The Process of Sex determination is as
follows:

·        
Male:

“Starting with an Egg containing a X sex chromosome, it is fertilized by sperm with Y chromosome, the genetic
sex is an embryo containing X and Y sex chromosomes. The gonadal sex forms
because of the sex-determining region on the Y chromosome (SRY). Bringing about
the development of undifferentiated gonads and testes. Testes secrete
masculinizing hormones, including testosterone, a potent androgen. The Phenotypic
sex is determined because of the presence of testicular hormones, causing the undifferentiated
reproductive tract and external genitalia to develop along male lines” (Cummings).

·        
Female:

“Starting
with an Egg containing a X sex chromosome, it is fertilized by sperm with X
chromosome, the genetic sex
is an embryo containing two X sex
chromosomes. The gonadal sex forms because there’s no Y chromosome, so no SRY.
With no masculinizing influence, undifferentiated gonads develop into ovaries.
There because there are no masculinizing hormones, so the undifferentiated
reproductive tract and external genitalia develop along female lines” (Cummings).
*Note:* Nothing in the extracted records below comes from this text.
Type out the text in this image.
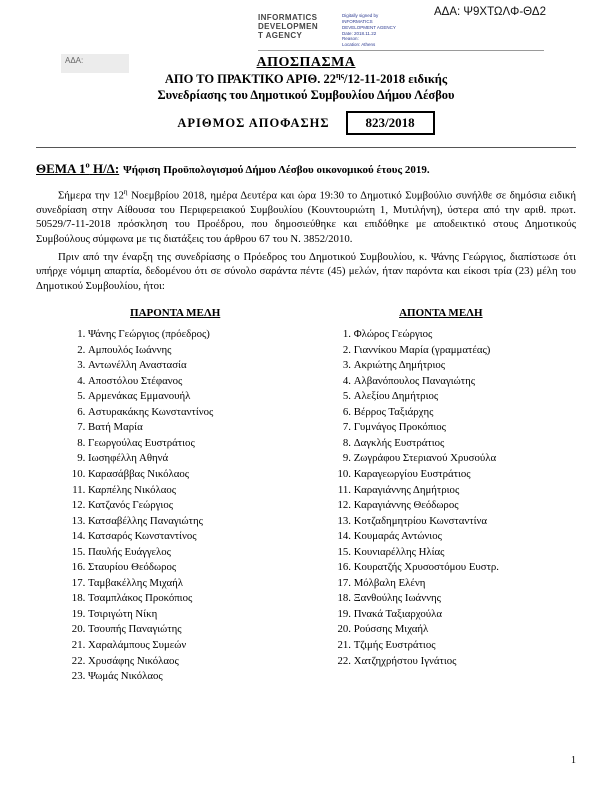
ΑΔΑ: Ψ9ΧΤΩΛΦ-ΘΔ2
INFORMATICS
DEVELOPMEN
T AGENCY
Digitally signed by
INFORMATICS
DEVELOPMENT AGENCY
Date: 2018.11.22
Reason:
Location: Athens
ΑΔΑ:	ΑΠΟΣΠΑΣΜΑ
ΑΠΟ ΤΟ ΠΡΑΚΤΙΚΟ ΑΡΙΘ. $22^{\eta\varsigma}/12-11-2018$ ειδικής
Συνεδρίασης του Δημοτικού Συμβουλίου Δήμου Λέσβου
ΑΡΙΘΜΟΣ ΑΠΟΦΑΣΗΣ	823/2018
ΘΕΜΑ $1^o$ Η/Δ: Ψήφιση Προϋπολογισμού Δήμου Λέσβου οικονομικού έτους 2019.

Σήμερα την $12^\eta$ Νοεμβρίου 2018, ημέρα Δευτέρα και ώρα 19:30 το Δημοτικό Συμβούλιο συνήλθε σε δημόσια ειδική συνεδρίαση στην Αίθουσα του Περιφερειακού Συμβουλίου (Κουντουριώτη 1, Μυτιλήνη), ύστερα από την αριθ. πρωτ. 50529/7-11-2018 πρόσκληση του Προέδρου, που δημοσιεύθηκε και επιδόθηκε με αποδεικτικό στους Δημοτικούς Συμβούλους σύμφωνα με τις διατάξεις του άρθρου 67 του Ν. 3852/2010.

Πριν από την έναρξη της συνεδρίασης ο Πρόεδρος του Δημοτικού Συμβουλίου, κ. Ψάνης Γεώργιος, διαπίστωσε ότι υπήρχε νόμιμη απαρτία, δεδομένου ότι σε σύνολο σαράντα πέντε (45) μελών, ήταν παρόντα και είκοσι τρία (23) μέλη του Δημοτικού Συμβουλίου, ήτοι:

ΠΑΡΟΝΤΑ ΜΕΛΗ
1. Ψάνης Γεώργιος (πρόεδρος)
2. Αμπουλός Ιωάννης
3. Αντωνέλλη Αναστασία
4. Αποστόλου Στέφανος
5. Αρμενάκας Εμμανουήλ
6. Αστυρακάκης Κωνσταντίνος
7. Βατή Μαρία
8. Γεωργούλας Ευστράτιος
9. Ιωσηφέλλη Αθηνά
10. Καρασάββας Νικόλαος
11. Καρπέλης Νικόλαος
12. Κατζανός Γεώργιος
13. Κατσαβέλλης Παναγιώτης
14. Κατσαρός Κωνσταντίνος
15. Παυλής Ευάγγελος
16. Σταυρίου Θεόδωρος
17. Ταμβακέλλης Μιχαήλ
18. Τσαμπλάκος Προκόπιος
19. Τσιριγώτη Νίκη
20. Τσουπής Παναγιώτης
21. Χαραλάμπους Συμεών
22. Χρυσάφης Νικόλαος
23. Ψωμάς Νικόλαος
ΑΠΟΝΤΑ ΜΕΛΗ
1. Φλώρος Γεώργιος
2. Γιαννίκου Μαρία (γραμματέας)
3. Ακριώτης Δημήτριος
4. Αλβανόπουλος Παναγιώτης
5. Αλεξίου Δημήτριος
6. Βέρρος Ταξιάρχης
7. Γυμνάγος Προκόπιος
8. Δαγκλής Ευστράτιος
9. Ζωγράφου Στεριανού Χρυσούλα
10. Καραγεωργίου Ευστράτιος
11. Καραγιάννης Δημήτριος
12. Καραγιάννης Θεόδωρος
13. Κοτζαδημητρίου Κωνσταντίνα
14. Κουμαράς Αντώνιος
15. Κουνιαρέλλης Ηλίας
16. Κουρατζής Χρυσοστόμου Ευστρ.
17. Μόλβαλη Ελένη
18. Ξανθούλης Ιωάννης
19. Πνακά Ταξιαρχούλα
20. Ρούσσης Μιχαήλ
21. Τζιμής Ευστράτιος
22. Χατζηχρήστου Ιγνάτιος
1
Also, “females are mosaics for
X-linked genes, some cells express the maternal X and others express the
paternal X. For example: cats heterozygous for orange and black genes must
carry two X chromosomes, and that is genetically why calico cats are always
female. They carry both genes containing one orange and one black on each X
chromosome” (Cummings).

The only thing that could disrupt or
alter the phenotypic sex is a Mutation. There are three mutations specifically
that alter phenotypic sex. One is hermaphrodites,
which have both male and female gonads. Another is androgen insensitivity, which is where XY
males become phenotypic females. And lastly pseudo-hermaphroditism, which is where XY males at birth are
phenotypically female and then at puberty develop a male phenotype.